Besuch ist selten

Kaukasus Raue Berge, verlassene Dörfer, schwelende Konflikte: Im Norden Georgiens versuchen die Alten über die Runden zu kommen, während Europa die Jungen mit Visafreiheit lockt
Ausgabe 18/2017

Gestützt auf einen riesigen Stock schaut Gela in die untergehende Abendsonne. Jeden Sommer kommen er und ein paar andere Schäfer in die Gegend um Stepanzminda an Georgiens Grenze zu Russland. Das Dorf Nogkau hier ist einer der vielen Orte im georgischen Kaukasus, in denen die Häuser verlassen und verfallen sind. „Das größte Problem ist, wenn unsere Tiere weglaufen“, erzählt Gela und zeigt in Richtung Norden. „Dann brauchen wir eine Genehmigung aus der Hauptstadt Tiflis, um sie wieder einzufangen. Wenn wir ohne diese Erlaubnis die Grenze übertreten, werden wir dort vom russischen Militär verhaftet und müssen Strafen zahlen.“

Unweit von Nogkau herrschte noch vor wenigen Jahren Bürgerkrieg. 2008 eskalierten die Kämpfe zwischen südossetischen Rebellen und der georgischen Armee, Letztere startete eine Offensive, woraufhin sich russische Truppen auf Seiten der Abtrünnigen einschalteten – Südossetien löste sich vom Rest Georgiens ab, Souveränität wird ihm heute lediglich von Russland, Nicaragua, Venezuela und Nauru zuerkannt. Zu Tausenden flohen in der Region lebende Georgier nach Tiflis. Die meisten sind nie wieder in ihre Heimat zurückgekehrt. Ein Grund dafür ist, dass georgische Staatsbürger mit enorm langen Wartezeiten für eine Einreisegenehmigung nach Südossetien rechnen müssen. Anfang April dieses Jahres stimmten die Bewohner Südossetiens in einem Referendum für den bisherigen Parlamentssprecher Anatoli Bibilow als neuen Präsidenten, er gewann mit knapp 60 Prozent, was eine Vereinigung mit der russischen Teilrepublik Nordossetien-Alanien trotz internationaler Kritik absehbar macht.

Russland ist nah

Fortgezogen sind 2008 auch viele auf der georgischen Seite. Für den Schäfer Gela und seine Kollegen bringt dies einen Vorteil: Jedes Jahr können sie die leeren Häuser in den Dörfern besetzen, in deren Umland sich ihrer Ansicht nach die fruchtbarsten Böden des Landes befinden. Ebenso gibt es hier Schwefelquellen, die für ihre heilende Wirkung vor allem bei christlichen Pilgern bekannt sind. Die lokale Hauptstadt Stepanzminda, etwa 20 Kilometer von der russischen Grenze entfernt, zählt als ein beliebtes Ziel für Ski- und Bergtouristen, die meisten kommen aus Russland – sie können die Grenze visafrei passieren. In der umgekehrten Richtung stauen sich Lastwagen, die nach Russland wollen, kilometerweit. Das Zentrum der Stadt ist geprägt von Hotelschildern, auf dem Dorfplatz erwarten zahlreiche geländetaugliche Minibusse, Marschrutkas genannt, ankommende Touristengruppen, die den Berg Kasbek besteigen wollen. Der Gipfel markiert die Grenze zwischen Russland, Südossetien und Georgien.

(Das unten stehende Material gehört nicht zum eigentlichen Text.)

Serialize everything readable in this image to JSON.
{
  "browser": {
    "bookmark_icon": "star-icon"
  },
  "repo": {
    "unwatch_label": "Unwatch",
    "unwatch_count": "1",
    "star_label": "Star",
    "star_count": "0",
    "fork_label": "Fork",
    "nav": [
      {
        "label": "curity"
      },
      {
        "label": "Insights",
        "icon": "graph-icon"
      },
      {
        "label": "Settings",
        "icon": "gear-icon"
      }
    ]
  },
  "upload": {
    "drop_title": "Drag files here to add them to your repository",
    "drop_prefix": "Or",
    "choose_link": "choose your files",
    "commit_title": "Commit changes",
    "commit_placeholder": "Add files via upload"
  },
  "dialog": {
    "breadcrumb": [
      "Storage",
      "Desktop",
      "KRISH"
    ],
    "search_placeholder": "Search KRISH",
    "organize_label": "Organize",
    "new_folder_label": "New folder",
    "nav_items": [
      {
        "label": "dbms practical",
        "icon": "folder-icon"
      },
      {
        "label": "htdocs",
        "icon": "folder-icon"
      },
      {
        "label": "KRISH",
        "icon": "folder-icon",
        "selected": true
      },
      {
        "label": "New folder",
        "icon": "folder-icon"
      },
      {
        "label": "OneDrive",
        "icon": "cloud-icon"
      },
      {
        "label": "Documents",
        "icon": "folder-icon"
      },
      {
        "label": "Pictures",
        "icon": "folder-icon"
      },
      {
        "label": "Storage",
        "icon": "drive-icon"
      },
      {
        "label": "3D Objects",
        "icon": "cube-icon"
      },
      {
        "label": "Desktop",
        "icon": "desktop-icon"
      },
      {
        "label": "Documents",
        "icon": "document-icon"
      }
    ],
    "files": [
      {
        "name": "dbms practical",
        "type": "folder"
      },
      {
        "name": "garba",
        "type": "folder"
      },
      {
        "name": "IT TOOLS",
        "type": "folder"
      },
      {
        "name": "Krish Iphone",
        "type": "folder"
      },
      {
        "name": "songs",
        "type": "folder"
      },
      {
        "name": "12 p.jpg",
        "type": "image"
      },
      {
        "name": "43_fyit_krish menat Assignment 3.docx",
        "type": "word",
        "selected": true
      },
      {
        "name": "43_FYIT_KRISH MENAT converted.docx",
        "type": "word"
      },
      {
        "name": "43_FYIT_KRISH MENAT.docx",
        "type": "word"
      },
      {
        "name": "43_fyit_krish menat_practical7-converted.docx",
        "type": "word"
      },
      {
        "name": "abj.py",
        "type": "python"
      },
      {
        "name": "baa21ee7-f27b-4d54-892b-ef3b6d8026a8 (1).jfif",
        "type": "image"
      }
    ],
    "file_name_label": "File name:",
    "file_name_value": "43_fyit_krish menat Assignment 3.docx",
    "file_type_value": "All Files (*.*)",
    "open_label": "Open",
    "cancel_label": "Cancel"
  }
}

Gela treibt die kleine Gruppe Schafe, die den Tag in der Ebene verbrachten hat, nach Hause, um sie hier zu scheren. Mit Einbruch der Dunkelheit folgen ihm seine Kollegen mit ihren Tieren, mehr als 3.000 zählt die aus den Bergen zurückkehrende Herde. Große kaukasische Schäferhunde mit buschigem Fell bewachen die Tiere. Ihre Halter haben im Hof des besetzten Hauses einen Tisch improvisiert. Hier warten nun das Fleisch des erst am Morgen geschlachteten Schafs, reichlich georgischer Wein und Tschatscha, der beliebte Traubenschnaps. Vor jedem Schluck werden philosophische Trinksprüche zum Besten gegeben, sie sind voller Romantik, Glaube und Nationalstolz oder handeln von Freundschaft und Familie; für meine Übersetzerin ist das Ausgesprochene schwer in Worte zu fassen, bevor die Männer das nächste Glas in einem Zug leeren.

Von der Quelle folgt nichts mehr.